GAIM Monaco: P2P lending offers fund managers enormous opportunities

16 Jun, 2014

Peer-to-Peer (P2P) lending is a revolutionary premise and offers fund managers enormous opportunities although firms must be long-termist in their approach.

Lee Robinson, founder of Altana Wealth, said P2P lenders represented a significant threat to the traditional banking model. “P2P lending, as it is all done through computers, is far more efficient for the customer in terms of obtaining a loan than going to a bank. It also presents a huge opportunity for fund managers,” he said, speaking at the GAIM Conference in Monte Carlo.

Fund managers are certainly taking note. Marshall Wace, the £18 billion UK hedge fund, recently acquired 90% of Eaglewood Capital Management, a New York-based asset manager that invests in P2P loans.  Marshall Wace itself entered the P2P market in 2013 when it purchased Exchange Associates from Liberum Capital, an investment bank. Marshall Wace has confirmed it will merge the two businesses to create MW Eaglewood.  Meanwhile, Prosper, the San Francisco-based P2P lender, and one of the biggest players in the space, secured an additional $25 million in funding from Blackrock.

P2P lending has grown in recent years as banks increasingly curb their own lending. Figures show that Lending Club and Prosper, which comprise 98% of the US P2P lending market, issued $2.4 billion in loans in 2013, up from $871 million in 2012. A number of banks are simply uninterested in offering loans under $35,000, which is forcing borrowers to approach P2P lenders. 

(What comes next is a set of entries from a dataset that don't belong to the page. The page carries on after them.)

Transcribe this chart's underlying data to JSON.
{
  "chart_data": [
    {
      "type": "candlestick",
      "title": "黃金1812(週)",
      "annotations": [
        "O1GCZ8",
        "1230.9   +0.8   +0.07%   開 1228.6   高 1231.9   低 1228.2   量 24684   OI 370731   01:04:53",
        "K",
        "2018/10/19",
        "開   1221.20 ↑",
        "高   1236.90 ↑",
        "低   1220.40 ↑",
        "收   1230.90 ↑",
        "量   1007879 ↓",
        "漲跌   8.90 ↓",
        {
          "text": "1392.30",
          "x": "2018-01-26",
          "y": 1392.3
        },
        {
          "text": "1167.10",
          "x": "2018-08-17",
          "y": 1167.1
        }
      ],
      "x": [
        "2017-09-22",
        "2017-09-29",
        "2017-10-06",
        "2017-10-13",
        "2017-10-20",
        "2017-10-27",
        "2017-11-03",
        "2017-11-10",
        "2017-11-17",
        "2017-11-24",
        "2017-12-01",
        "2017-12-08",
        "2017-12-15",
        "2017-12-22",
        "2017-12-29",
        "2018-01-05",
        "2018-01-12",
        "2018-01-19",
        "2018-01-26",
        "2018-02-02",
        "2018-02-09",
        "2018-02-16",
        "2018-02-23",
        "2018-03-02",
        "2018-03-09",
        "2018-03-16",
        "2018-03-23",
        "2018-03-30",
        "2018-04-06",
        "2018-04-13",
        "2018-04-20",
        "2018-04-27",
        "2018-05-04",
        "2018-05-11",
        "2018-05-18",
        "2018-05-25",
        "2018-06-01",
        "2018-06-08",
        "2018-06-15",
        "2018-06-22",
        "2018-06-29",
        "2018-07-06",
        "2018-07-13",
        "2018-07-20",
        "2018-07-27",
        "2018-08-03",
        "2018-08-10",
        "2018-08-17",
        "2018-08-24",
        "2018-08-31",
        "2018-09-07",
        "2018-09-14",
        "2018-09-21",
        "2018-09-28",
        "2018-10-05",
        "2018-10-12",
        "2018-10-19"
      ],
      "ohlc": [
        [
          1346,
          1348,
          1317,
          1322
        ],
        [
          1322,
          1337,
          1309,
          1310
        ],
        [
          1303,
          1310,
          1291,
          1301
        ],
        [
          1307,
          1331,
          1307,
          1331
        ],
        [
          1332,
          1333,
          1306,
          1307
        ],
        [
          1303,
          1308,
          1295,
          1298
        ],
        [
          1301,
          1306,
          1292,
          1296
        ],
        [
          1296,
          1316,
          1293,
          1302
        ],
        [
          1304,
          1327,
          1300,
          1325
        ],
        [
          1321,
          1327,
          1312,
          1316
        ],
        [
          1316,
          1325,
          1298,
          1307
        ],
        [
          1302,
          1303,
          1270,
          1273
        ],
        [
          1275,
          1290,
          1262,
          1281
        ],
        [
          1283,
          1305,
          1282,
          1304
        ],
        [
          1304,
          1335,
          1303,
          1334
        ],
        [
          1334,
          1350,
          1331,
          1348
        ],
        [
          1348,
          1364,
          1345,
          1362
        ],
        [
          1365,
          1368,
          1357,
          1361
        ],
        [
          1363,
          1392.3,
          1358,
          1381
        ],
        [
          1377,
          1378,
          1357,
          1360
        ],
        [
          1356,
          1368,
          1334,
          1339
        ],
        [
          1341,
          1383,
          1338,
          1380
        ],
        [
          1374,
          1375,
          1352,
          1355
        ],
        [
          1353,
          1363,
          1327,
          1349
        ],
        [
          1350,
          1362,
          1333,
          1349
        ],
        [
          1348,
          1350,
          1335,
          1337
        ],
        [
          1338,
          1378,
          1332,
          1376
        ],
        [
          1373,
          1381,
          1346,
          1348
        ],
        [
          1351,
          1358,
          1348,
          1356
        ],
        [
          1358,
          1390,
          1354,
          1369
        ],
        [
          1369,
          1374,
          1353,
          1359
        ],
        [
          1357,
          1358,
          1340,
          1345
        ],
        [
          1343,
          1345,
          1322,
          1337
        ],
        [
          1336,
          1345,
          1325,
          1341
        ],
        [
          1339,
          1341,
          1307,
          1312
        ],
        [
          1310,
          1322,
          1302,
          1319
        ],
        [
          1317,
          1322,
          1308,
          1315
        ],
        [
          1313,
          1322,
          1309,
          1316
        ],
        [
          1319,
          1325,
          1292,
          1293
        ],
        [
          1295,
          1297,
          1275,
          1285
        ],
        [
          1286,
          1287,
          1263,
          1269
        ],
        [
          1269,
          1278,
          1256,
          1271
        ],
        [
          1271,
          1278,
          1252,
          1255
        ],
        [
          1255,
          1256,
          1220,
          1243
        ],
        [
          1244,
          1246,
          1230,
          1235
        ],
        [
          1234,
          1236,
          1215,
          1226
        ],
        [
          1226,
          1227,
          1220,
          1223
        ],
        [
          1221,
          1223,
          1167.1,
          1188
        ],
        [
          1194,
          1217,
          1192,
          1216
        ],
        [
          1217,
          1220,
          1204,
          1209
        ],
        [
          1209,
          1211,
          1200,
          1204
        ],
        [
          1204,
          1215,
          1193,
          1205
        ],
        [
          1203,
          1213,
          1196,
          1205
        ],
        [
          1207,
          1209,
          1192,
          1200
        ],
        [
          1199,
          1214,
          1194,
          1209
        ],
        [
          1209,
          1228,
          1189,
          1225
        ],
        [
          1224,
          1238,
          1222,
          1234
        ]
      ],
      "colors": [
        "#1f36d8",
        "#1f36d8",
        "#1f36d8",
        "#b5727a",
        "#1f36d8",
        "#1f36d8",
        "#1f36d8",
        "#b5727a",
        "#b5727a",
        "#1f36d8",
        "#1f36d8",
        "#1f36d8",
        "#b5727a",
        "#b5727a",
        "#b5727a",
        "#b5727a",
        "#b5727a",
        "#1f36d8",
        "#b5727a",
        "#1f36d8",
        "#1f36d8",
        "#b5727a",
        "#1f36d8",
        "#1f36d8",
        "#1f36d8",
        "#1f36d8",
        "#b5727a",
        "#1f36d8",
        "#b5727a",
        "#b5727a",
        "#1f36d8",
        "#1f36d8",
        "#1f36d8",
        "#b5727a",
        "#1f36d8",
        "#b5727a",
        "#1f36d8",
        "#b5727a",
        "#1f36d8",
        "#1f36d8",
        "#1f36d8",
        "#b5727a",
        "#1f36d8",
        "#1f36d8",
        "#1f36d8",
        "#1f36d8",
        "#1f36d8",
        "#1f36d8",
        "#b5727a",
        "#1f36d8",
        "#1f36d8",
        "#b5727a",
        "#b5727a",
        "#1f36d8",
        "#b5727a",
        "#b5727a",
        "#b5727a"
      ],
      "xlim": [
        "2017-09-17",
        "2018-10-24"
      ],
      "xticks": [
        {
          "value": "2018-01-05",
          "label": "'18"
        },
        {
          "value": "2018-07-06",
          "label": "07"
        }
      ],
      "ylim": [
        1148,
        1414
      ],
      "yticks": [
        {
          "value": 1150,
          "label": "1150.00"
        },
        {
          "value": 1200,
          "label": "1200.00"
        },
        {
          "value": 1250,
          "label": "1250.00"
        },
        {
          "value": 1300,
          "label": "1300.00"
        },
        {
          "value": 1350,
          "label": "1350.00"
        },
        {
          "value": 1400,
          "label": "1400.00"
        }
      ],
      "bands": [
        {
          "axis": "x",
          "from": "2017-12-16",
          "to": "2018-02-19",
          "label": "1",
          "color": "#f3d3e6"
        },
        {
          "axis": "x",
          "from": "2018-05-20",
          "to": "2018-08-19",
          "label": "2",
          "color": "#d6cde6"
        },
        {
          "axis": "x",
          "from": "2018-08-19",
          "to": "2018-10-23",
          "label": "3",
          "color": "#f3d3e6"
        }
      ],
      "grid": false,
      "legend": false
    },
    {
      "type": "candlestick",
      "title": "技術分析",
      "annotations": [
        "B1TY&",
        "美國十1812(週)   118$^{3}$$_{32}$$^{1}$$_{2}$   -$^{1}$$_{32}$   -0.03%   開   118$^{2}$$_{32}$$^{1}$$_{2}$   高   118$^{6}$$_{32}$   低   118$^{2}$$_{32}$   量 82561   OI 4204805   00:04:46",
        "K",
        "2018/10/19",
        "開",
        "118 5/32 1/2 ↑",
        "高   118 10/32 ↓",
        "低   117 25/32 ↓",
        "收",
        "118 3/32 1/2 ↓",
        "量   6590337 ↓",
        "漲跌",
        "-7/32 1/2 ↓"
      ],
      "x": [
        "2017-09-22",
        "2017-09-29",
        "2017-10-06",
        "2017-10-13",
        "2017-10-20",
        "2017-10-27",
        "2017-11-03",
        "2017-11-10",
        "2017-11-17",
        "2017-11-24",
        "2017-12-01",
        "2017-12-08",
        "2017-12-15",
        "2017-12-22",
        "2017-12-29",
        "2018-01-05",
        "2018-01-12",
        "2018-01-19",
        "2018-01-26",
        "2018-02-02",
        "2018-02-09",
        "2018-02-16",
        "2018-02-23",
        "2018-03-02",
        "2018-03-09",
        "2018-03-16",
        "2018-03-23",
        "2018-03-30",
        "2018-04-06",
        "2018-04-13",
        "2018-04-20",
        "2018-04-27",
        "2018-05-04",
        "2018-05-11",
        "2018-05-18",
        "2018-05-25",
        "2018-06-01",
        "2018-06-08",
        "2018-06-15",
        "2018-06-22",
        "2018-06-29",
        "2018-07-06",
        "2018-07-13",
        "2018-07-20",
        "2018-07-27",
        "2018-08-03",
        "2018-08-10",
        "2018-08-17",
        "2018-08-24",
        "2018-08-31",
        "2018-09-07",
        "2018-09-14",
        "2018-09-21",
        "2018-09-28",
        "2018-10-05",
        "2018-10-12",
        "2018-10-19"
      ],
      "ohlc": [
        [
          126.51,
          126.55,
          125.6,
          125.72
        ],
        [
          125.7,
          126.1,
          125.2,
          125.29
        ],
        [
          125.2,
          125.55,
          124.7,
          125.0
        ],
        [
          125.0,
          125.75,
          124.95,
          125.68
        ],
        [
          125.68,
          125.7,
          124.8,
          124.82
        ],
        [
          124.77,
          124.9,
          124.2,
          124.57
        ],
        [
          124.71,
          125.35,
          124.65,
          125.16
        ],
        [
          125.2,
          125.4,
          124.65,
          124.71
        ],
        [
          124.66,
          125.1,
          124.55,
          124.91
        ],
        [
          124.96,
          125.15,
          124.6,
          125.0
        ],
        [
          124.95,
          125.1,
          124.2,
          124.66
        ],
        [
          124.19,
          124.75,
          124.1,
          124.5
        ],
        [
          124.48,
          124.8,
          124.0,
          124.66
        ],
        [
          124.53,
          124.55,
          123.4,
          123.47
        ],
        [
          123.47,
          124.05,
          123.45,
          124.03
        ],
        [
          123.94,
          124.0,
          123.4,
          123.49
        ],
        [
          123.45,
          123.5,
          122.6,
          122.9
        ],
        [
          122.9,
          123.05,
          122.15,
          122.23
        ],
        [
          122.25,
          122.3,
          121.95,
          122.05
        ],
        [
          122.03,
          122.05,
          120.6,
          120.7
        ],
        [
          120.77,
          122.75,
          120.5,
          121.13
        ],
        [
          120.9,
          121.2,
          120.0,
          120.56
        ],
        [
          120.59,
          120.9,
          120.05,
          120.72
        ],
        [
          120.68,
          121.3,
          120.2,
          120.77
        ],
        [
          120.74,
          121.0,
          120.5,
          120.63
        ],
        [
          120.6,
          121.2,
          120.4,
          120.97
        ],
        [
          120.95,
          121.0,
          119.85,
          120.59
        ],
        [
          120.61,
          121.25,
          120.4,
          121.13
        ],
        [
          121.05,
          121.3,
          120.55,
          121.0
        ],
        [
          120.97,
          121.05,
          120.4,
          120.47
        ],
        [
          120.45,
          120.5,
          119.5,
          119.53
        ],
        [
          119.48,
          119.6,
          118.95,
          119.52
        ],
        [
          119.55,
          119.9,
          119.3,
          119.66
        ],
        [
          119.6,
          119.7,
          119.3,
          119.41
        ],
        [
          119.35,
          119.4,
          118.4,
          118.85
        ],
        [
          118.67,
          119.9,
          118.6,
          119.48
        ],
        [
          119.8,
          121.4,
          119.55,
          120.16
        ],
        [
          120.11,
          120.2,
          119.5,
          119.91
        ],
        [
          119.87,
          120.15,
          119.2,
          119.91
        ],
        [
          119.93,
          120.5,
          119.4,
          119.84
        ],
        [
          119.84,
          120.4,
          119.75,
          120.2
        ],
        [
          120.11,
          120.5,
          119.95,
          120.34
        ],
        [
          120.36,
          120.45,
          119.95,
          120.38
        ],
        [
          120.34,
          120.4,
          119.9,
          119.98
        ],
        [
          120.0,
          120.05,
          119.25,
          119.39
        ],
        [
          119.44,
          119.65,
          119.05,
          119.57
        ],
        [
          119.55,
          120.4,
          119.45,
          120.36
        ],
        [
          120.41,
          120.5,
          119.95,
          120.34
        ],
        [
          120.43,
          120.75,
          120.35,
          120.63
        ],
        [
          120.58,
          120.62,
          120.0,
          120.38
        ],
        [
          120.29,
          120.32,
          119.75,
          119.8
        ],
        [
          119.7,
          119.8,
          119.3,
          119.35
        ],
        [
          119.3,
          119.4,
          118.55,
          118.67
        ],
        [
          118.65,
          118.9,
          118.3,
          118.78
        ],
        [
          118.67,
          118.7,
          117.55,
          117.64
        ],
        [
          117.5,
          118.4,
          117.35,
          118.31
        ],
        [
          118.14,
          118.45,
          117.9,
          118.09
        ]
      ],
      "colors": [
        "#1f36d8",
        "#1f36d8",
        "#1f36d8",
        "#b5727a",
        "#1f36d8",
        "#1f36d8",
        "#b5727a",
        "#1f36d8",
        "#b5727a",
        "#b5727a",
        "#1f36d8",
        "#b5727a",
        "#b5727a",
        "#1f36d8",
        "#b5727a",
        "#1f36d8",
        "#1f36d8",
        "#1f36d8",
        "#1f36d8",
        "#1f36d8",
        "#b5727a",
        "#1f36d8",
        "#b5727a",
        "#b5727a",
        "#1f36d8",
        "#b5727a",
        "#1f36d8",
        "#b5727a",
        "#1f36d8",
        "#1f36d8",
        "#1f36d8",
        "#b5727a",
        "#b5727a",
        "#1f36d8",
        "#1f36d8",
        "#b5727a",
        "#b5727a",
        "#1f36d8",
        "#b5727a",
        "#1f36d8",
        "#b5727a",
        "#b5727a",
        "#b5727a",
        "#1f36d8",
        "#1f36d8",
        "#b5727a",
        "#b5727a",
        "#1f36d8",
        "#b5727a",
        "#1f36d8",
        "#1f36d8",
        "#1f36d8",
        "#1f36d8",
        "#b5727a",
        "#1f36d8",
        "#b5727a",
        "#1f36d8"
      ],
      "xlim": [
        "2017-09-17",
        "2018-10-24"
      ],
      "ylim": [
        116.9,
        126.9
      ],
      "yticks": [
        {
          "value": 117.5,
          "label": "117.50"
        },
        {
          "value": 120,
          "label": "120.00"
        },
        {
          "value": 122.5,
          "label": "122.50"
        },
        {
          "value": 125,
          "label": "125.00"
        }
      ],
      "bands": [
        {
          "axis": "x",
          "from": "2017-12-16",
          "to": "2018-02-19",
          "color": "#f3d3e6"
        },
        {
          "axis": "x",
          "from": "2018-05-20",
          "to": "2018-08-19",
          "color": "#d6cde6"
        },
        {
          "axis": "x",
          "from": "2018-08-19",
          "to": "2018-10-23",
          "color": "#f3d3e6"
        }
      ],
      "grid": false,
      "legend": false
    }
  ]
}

These web-based platforms connect borrowers with lenders, and unlike banks are not burdened by the internal infrastructure, heightened regulation and bureaucracy. This enables them to charge slightly lower interest rates to borrowers and share the spreads with the lenders. It also offers fund managers a diversified portfolio with consistent, monthly returns not correlated to the stock market, gold or politics.

Nonetheless, firms must be long-term if they are to capitalise on P2P lending. “My biggest concern at the moment is that P2P seems to be too easy, and there is a risk that everyone will end up chasing margin and it becomes a loss-leading margin. I suspect P2P is slightly mispriced at the moment because all of the data we have on P2P is only from 2009. When we get greater volumes of loans, and higher default numbers, we will get a better picture.  Firms must be long-termist in their approach though. However, P2P lending does offer an enormous opportunity,” said Robinson.

Some question whether P2P businesses lend responsibly. A senior executive at Prosper highlighted the firm turned down approximately 85% of loan applications and said applicants needed a minimum credit score of 640. Furthermore, unlike banks, P2P lenders are not leveraged. “As we have seen from recent history, it does not take much for a bank to go bust. Banks are leveraged up to 20 or 30 times, and this presents significant risks to depositors,” said Robinson.

While P2P lenders have grown in stature, there are challenges. It is expected regulation will come into play insisting P2P lenders ring-fence un-lent funds gathered for savers and for external providers to manage outstanding loans if there is cessation of trading. Furthermore, unlike retail deposits at banks, funds held by P2P lenders are not backed by state guarantee. “This is irrelevant. If a bank blows up, retail deposits are only guaranteed to $100,000 and many credit products have no guarantees at all,” said Robinson.

The emergence of Bitcoin was also described by Robinson as the biggest threat to Central Banks, particularly if retail consumers latch on in growing numbers. It is something his firm has taken note of, having launched a Bitcoin-focused fund. “Bitcoin again has the potential to be enormous, but the biggest threat may be regulatory. There is a risk some Central Banks would restrict or even outlaw Bitcoin and that is the biggest threat to Bitcoin prices at present,” said Robinson.

There are fears that the electronic currency is open to abuse. The pseudo-anonymous nature of Bitcoin transactions  can help facilitate fraud and theft, while some of the exchanges have been proven to be less than robust. Bitcoin too is highly volatile having traded for pennies at inception, only to grow to $1,000 per Bitcoin, and then fall to $500.

Assuming there is no further government clampdowns, Robinson argued more fund managers would transact in Bitcoins, while there is nothing to stop firms accepting fees in Bitcoins. “Investors pay managers in dollars and euros. While managers rarely accept fees in gold, for example, there is nothing to stop some accepting fees in Bitcoins,” he said.